A crowd of people huddled around the Biko Garage on Friday Nov. 3, waiting for the show to begin. Four bands performed, with styles ranging from hardcore to punk.
All of these bands have one thing in common—they’re all young, independent artists, looking for venues to share their music. Bird and a Bush, an independent record label, set up the show as a DIY (do it yourself), all-ages event to give young people a chance to share and experience music.
DIY music is created by unsigned artists, who are often just beginning to perform and share their songs. FUNZONE, previously Santa Barbara’s only DIY music venue, closed down in October; since then, Bird and a Bush has been partnering with local venues like Biko to fill the void.
“After FUNZONE closed down, there wasn’t a designated DIY music venue in Santa Barbara. But there’s a lot of people in Santa Barbara that really care about DIY music,” said Jack Bogart, an organizer for Bird and a Bush, in an interview with The Bottom Line.
“We’re still getting this off the ground,” Bogart said. “We actually had to change the location of the first show we put on, but there was still great turnout.”
The show on Friday featured Little B!tch, who also performed at FUNZONE’s final show, in addition to Dead End Cemetery, Genocide Jack, and Crash 45. To put on Friday’s show, Bird and a Bush partnered with Biko Garage, an extension of Biko Co-Operative House.
“DIY music has always been very important to me,” Bogart said. “I think it’s very important for people to have a place where they can make their own music and be themselves. Places like this, they’re open to everyone.”
This sentiment harmonizes with Biko’s mission, an all ages, substance-free community space that empowers people of color, youth, and other marginalized communities.
“Age restrictions often get in the way of youth attending concerts or performing music. DIY music is all about opening up that opportunity for everyone,” Bogart said.
The inside of the Biko Garage is plastered with writing, graffiti, and art, with some of the doodles often replying to doodles that came before them. People in band t-shirts chatted and enjoyed the space as Little B!tch prepared to play the first set of the evening.
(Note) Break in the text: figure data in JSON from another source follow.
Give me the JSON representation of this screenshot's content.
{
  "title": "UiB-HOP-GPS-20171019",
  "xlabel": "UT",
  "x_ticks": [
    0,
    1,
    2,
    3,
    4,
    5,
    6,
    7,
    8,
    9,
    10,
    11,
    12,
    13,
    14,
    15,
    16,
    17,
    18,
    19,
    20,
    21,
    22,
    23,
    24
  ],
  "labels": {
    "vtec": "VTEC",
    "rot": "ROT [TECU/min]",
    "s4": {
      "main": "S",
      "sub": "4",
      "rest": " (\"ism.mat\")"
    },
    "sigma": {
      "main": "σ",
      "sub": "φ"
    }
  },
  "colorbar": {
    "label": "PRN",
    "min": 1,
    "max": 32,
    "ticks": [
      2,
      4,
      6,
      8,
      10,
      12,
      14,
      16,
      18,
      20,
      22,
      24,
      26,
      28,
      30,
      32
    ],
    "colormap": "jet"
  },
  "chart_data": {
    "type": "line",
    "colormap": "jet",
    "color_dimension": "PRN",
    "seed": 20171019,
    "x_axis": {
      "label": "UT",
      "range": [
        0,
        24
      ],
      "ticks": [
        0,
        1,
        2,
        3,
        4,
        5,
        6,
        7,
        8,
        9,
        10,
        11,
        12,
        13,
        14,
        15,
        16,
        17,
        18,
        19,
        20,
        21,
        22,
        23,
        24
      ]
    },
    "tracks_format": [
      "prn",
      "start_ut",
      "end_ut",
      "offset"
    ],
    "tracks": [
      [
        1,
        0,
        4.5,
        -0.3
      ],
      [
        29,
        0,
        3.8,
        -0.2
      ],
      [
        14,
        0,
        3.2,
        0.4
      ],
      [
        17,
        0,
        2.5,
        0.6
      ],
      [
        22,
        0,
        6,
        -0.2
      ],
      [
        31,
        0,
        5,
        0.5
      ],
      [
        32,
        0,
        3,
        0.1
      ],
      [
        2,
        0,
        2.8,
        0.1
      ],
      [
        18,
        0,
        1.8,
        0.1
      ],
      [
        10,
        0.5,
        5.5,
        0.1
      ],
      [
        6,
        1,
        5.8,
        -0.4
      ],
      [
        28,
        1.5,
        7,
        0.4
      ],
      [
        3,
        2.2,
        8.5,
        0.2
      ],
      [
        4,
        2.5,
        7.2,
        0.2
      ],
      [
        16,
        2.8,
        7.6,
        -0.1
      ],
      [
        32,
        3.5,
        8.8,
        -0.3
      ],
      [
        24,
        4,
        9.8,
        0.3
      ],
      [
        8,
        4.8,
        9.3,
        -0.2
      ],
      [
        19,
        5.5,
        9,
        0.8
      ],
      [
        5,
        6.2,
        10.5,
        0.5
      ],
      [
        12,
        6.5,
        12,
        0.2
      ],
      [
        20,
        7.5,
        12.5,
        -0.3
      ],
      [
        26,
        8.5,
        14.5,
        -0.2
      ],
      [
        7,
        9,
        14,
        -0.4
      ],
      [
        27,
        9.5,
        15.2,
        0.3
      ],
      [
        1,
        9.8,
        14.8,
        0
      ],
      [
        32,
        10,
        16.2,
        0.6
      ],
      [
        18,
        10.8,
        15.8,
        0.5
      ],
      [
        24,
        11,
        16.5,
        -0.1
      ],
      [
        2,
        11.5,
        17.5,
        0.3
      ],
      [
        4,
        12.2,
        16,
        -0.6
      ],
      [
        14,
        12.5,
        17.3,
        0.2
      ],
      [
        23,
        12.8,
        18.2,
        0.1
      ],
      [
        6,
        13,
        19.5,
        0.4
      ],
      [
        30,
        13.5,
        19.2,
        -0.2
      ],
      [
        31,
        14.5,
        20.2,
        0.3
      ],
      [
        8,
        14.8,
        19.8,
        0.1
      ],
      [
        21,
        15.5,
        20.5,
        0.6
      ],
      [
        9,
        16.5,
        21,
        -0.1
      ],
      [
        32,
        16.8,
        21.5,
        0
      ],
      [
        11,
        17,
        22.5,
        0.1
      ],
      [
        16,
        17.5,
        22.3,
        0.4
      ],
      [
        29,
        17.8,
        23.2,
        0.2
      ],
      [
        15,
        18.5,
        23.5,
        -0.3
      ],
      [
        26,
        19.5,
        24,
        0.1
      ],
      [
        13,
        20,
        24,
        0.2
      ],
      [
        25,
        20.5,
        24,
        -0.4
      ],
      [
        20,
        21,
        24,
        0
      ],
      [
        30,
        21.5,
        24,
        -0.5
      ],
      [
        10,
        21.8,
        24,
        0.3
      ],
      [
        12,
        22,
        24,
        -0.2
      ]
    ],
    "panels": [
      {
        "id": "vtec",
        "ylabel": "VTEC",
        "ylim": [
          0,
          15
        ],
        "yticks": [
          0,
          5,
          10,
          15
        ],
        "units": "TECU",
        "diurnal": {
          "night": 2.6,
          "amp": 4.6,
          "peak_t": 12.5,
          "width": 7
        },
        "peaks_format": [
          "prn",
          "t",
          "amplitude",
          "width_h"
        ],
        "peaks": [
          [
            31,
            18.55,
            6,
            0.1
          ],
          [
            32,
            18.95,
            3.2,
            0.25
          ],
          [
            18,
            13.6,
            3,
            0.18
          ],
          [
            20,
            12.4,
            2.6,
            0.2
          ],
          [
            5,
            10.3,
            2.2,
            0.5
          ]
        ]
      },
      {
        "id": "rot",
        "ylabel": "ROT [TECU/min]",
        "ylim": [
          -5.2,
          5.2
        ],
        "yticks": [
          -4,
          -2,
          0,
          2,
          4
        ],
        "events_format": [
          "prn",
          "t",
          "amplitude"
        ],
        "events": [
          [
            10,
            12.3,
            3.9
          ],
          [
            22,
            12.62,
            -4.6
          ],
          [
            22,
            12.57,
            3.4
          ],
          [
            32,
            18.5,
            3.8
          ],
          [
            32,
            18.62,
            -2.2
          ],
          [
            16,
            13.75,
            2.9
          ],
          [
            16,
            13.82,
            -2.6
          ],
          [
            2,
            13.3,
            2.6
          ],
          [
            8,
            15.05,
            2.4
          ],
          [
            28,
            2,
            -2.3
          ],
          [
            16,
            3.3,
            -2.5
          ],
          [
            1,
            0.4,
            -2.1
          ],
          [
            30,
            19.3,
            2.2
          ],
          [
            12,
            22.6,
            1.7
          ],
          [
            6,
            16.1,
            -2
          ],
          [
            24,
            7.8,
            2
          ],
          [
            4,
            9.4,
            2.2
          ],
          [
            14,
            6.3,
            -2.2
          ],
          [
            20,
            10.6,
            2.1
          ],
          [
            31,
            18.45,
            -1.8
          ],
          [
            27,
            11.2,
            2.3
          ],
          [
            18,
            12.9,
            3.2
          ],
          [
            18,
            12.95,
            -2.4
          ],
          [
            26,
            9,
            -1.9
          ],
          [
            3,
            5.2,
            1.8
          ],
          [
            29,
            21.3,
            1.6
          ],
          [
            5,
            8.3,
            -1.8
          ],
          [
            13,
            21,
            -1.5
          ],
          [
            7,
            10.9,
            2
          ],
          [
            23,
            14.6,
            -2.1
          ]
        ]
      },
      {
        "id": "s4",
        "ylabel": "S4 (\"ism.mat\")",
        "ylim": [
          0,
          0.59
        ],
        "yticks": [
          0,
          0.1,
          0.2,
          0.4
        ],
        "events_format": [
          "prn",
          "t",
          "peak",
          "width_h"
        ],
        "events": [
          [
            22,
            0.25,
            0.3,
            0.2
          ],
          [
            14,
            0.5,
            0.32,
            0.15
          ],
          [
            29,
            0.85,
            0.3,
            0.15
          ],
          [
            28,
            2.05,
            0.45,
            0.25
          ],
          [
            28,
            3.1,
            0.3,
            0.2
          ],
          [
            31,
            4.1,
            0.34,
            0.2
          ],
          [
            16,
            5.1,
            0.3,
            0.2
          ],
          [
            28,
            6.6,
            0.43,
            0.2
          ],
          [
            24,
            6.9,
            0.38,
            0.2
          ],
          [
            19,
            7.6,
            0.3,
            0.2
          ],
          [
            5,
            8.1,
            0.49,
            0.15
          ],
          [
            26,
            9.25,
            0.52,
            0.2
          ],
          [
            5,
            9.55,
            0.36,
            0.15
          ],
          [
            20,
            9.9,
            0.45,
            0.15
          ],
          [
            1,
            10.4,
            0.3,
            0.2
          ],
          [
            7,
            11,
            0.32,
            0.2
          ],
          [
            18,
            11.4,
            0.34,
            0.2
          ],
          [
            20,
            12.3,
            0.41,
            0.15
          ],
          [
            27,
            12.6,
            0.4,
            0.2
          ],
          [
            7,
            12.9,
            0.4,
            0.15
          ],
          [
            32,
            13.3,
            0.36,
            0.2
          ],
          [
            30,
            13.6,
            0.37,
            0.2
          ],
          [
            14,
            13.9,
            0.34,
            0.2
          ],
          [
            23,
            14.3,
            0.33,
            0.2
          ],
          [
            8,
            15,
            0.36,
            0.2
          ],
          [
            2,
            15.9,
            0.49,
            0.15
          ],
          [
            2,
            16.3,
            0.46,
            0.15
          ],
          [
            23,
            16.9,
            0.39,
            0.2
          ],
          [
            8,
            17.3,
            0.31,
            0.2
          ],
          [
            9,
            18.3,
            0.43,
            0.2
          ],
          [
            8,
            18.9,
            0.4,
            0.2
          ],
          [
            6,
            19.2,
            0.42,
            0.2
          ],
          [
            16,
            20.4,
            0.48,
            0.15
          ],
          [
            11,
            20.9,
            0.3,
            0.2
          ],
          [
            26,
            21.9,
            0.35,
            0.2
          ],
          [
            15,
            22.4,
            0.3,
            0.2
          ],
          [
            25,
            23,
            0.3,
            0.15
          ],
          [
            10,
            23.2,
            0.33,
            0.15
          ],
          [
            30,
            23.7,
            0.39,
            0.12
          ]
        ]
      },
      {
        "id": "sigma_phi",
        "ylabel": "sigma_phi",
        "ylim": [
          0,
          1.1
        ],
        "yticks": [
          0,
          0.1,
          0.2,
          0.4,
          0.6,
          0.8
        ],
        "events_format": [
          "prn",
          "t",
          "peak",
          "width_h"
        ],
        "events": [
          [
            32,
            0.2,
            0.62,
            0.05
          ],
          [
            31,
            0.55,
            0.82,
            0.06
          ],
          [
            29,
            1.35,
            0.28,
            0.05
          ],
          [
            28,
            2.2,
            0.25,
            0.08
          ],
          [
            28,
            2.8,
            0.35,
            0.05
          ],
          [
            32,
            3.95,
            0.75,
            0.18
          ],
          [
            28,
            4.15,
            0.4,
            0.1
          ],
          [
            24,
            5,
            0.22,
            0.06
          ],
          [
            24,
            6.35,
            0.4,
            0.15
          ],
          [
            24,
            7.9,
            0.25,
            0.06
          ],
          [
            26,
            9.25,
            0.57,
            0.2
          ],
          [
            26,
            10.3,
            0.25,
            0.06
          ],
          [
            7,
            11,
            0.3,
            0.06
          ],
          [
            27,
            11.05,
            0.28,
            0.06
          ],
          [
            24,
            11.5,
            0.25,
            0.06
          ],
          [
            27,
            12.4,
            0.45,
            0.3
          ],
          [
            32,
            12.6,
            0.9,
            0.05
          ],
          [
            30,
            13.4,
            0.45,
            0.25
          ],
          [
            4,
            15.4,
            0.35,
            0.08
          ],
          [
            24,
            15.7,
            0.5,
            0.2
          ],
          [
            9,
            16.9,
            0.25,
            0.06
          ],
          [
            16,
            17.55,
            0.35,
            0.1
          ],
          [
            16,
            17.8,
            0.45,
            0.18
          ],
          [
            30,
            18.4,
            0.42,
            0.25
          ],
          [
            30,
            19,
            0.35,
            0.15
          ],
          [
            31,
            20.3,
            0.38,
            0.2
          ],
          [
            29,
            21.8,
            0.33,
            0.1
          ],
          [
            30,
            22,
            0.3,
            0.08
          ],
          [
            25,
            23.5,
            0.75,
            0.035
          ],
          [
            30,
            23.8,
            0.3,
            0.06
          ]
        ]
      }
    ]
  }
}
Little B!tch, a goofy punk band based in Santa Barbara, started the night off right with an engaging, joke-filled performance. Their humorous lyrical style served as a surprising complement to their punk instrumentals.
While introducing their last song, Little B!tch’s guitarist told the crowd to “chill out and try not to get bored, because this next song is a little slow.” The entire band then launched into a rapid fire riff that made their previous songs seem sluggish by comparison.
Dead End Cemetery was next up. They played songs saturated with raw vocals and dynamic guitar playing. Henry Lanier, the act’s lead guitarist, even had to take a breather before their last song after pouring so much energy into his vocals.
Genocide Jack, a hardcore band that traveled from Santa Maria to play the show, followed with a passionately performed, chaos-filled set. The guitarist jumped in the air to punctuate songs, while the lead vocalist engaged the crowd with his frequent movement.
Throughout the show, the mosh pit was wild but not uncontrolled. One audience member filmed with a point and shoot while being catapulted around the mosh pit. Another person wore a safety pin in his ear as he cheered for the next band.
To close out the night, Crash 45, a pop-punk band from SB, delivered a punchy set that kept the crowd’s energy high until the last strum.
There was a rare sense of familiarity and comfort between the bands and the audience —partially because the bands were often a part of the audience. Little B!tch played a set and then moshed to Dead End Cemetery’s set. Crash 45 cheered for Genocide Jack, knowing they were up next.
Santa Barbara’s DIY music scene is far from extinct. Although FUNZONE may be closed down, values that formed the venue are alive and well.